Allein zu den Eröffnungs- und Abschlussevents auf einer der Hütten kommen jeweils um die 300 Kulinarik- bzw. Wanderfans. „Wir verzeichnen auch eine explizite Nächtigungssteigerung während der Zeit des Kulinarischen Jakobswegs“, sagt Andreas Steibl, GF des TVB Paznaun-Ischgl. Das Produktangebot „Kulinarischer Jakobsweg“ beinhalte zwei für die Region wichtige Komponenten: „Zum einen erzielen wir eine nachweisliche Verkaufsförderung hinsichtlich der Nächtigungen und zum zweiten können wir durch die hohe Medienpräsenz unser Wanderangebot differenziert und einzigartig gegenüber den Wanderangeboten der Mitbewerber positionieren“, so Steibl.

Urlaubsmotiv Genuss

Seit zwei Jahren gibt es die See.Ess.Spiele am Wörthersee. „Das Thema Kulinarik ist eines unserer wichtigsten Alleinstellungsmerkmale: An keinem anderen österreichischen Badesee ist die Dichte an Gourmetlokalen so hoch wie am Wörthersee. Insgesamt 20 Hauben machen die Region zum Hotspot für Feinschmecker. Und kaum wo gibt es das ganze Jahr über so viele trendige Plätze zum Speisen direkt am Wasser. Das Genießen am See ist für unsere Gäste ein zentrales Urlaubsmotiv, vor allem in der Nebensaison“, sagt Roland Sint, Geschäftsführer Wörthersee Tourismus. Mittlerweile sind 20 Locations an Bord. 

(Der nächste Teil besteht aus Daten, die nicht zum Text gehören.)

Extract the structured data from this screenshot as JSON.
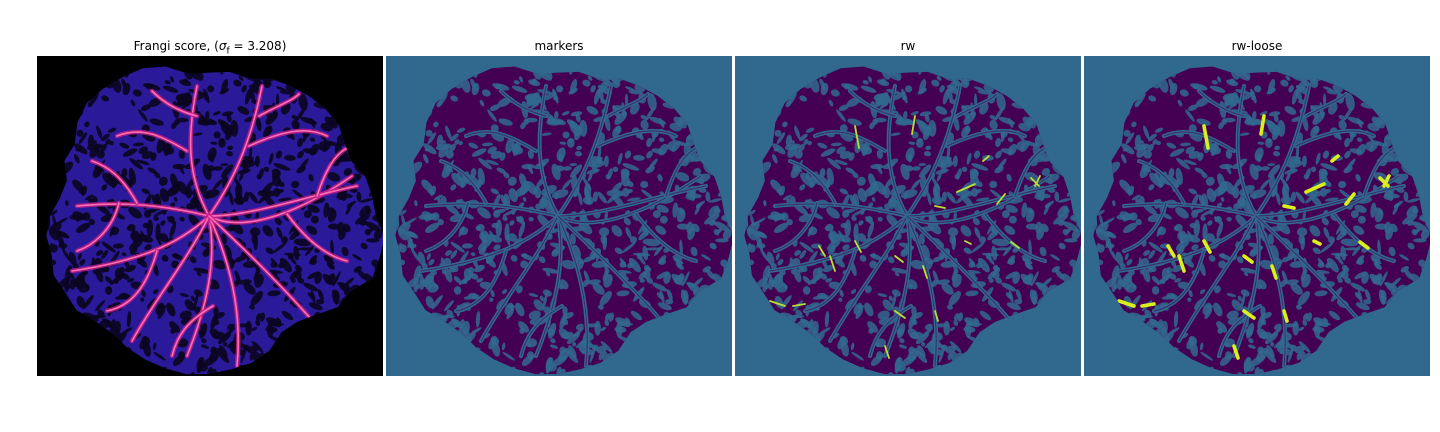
{
  "figure": {
    "panels": [
      {
        "id": "frangi",
        "title_prefix": "Frangi score, (",
        "title_symbol": "σ",
        "title_sub": "f",
        "title_suffix": " = 3.208)",
        "background": "#000000",
        "fill": "#2a1a9a",
        "texture": "#0b0620",
        "vessel_color": "#ff6fb0",
        "vessel_glow": "#c21e8a"
      },
      {
        "id": "markers",
        "title": "markers",
        "background": "#31688e",
        "fill": "#440154",
        "texture": "#31688e",
        "vessel_color": "#31688e"
      },
      {
        "id": "rw",
        "title": "rw",
        "background": "#31688e",
        "fill": "#440154",
        "texture": "#31688e",
        "vessel_color": "#31688e",
        "highlight": "#b8e22f"
      },
      {
        "id": "rw-loose",
        "title": "rw-loose",
        "background": "#31688e",
        "fill": "#440154",
        "texture": "#31688e",
        "vessel_color": "#31688e",
        "highlight": "#d9f01a"
      }
    ]
  }
}
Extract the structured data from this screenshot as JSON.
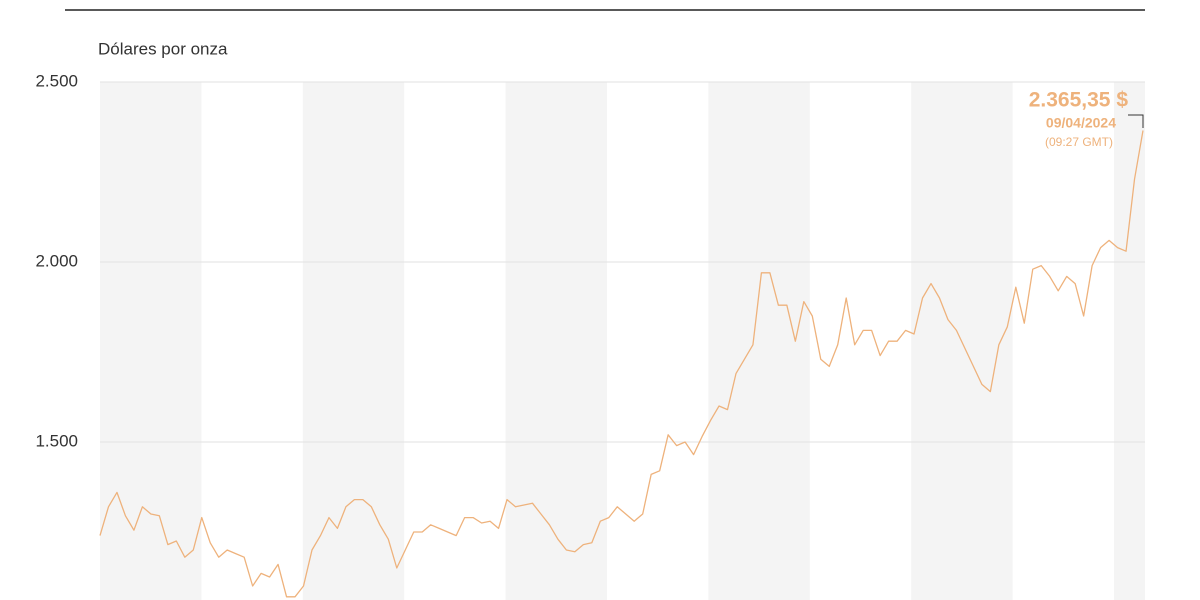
{
  "chart_data": {
    "type": "line",
    "y_label": "Dólares por onza",
    "color": "#eeb27c",
    "values": [
      1240,
      1320,
      1360,
      1295,
      1255,
      1320,
      1300,
      1295,
      1215,
      1225,
      1180,
      1200,
      1290,
      1220,
      1180,
      1200,
      1190,
      1180,
      1100,
      1135,
      1125,
      1160,
      1070,
      1070,
      1100,
      1200,
      1240,
      1290,
      1260,
      1320,
      1340,
      1340,
      1320,
      1270,
      1230,
      1150,
      1200,
      1250,
      1250,
      1270,
      1260,
      1250,
      1240,
      1290,
      1290,
      1275,
      1280,
      1260,
      1340,
      1320,
      1325,
      1330,
      1300,
      1270,
      1230,
      1200,
      1195,
      1215,
      1220,
      1280,
      1290,
      1320,
      1300,
      1280,
      1300,
      1410,
      1420,
      1520,
      1490,
      1500,
      1465,
      1515,
      1560,
      1600,
      1590,
      1690,
      1730,
      1770,
      1970,
      1970,
      1880,
      1880,
      1780,
      1890,
      1850,
      1730,
      1710,
      1770,
      1900,
      1770,
      1810,
      1810,
      1740,
      1780,
      1780,
      1810,
      1800,
      1900,
      1940,
      1900,
      1840,
      1810,
      1760,
      1710,
      1660,
      1640,
      1770,
      1820,
      1930,
      1830,
      1980,
      1990,
      1960,
      1920,
      1960,
      1940,
      1850,
      1990,
      2040,
      2060,
      2040,
      2030,
      2230,
      2365.35
    ],
    "ylim": [
      1060,
      2500
    ],
    "yticks": [
      {
        "value": 1500,
        "label": "1.500"
      },
      {
        "value": 2000,
        "label": "2.000"
      },
      {
        "value": 2500,
        "label": "2.500"
      }
    ],
    "grid": true,
    "annotation": {
      "value_label": "2.365,35 $",
      "date": "09/04/2024",
      "time": "(09:27 GMT)"
    }
  }
}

Das Angebot reicht vom Kochkurs über Galadiners bis zum Picknick im Grünen. „Der Erfolg zeigt, dass wir auf dem richtigen Weg sind: Von Anfang an waren fast alle Veranstaltungen ausgebucht. Und auch die Betriebe tragen die Idee begeistert mit. Seit heuer kooperieren wir mit den Kollegen vom Genussfestival Küchenkult in Villach und versuchen verstärkt, die touristische Buchbarkeit zu forcieren“, erklärt Sint. 

Auszeit in St. Anton

Vorläufig keine Fortsetzung gibt es für das Kulinarik & Kunst Festival in St. Anton am Arlberg. Und das, obwohl der Event äußerst erfolgreich war. Erst im März wurde er von der Neuen Zürcher Zeitung zu einem der zehn besten Gourmetfestivals der Welt gewählt. 

Die Veranstaltung fand ab 2014 viermal statt. Organisiert wurde sie von sechs gastronomischen Betrieben in St. Anton unter der Federführung von Axel Bach: „Unser Ziel war die Förderung des Sommertourismus auf adäquatem Niveau zum Winter. Im Vorjahr konnten während der 21 Festivaltage bei 23 Veranstaltungen mehr als 6.500 Gäste internationaler Provenienz begrüßt werden, die im gesamten Gebiet von St. Anton und den angrenzenden Orten mehr als 11.000 Übernachtungen generiert haben“, sagt Bach. Dennoch wurde der Verein zum 31. Dezember 2018 ruhend gestellt. Als Hauptgrund nennt Bach „Überlastung“. Die Mehrzahl der teilnehmenden Betriebe sah sich aufgrund struktureller Umstände – hier insbesondere Zeitaufwand, Mitarbeitermangel oder das Fehlen von ehrenamtlichen Mitwirkenden – nicht in der Lage, das Projekt in optimaler Form weiterzuführen. „Konkret ginge es um Arbeitsaufwand und Zeit, die für ein solches Projekt ganzjährig zu erbringen sind.“ 

Für 2021 plant Bach einen Neuaufsatz des Vereins. Die Verhandlungen mit den TVBs des Arlberggebietes haben bereits begonnen.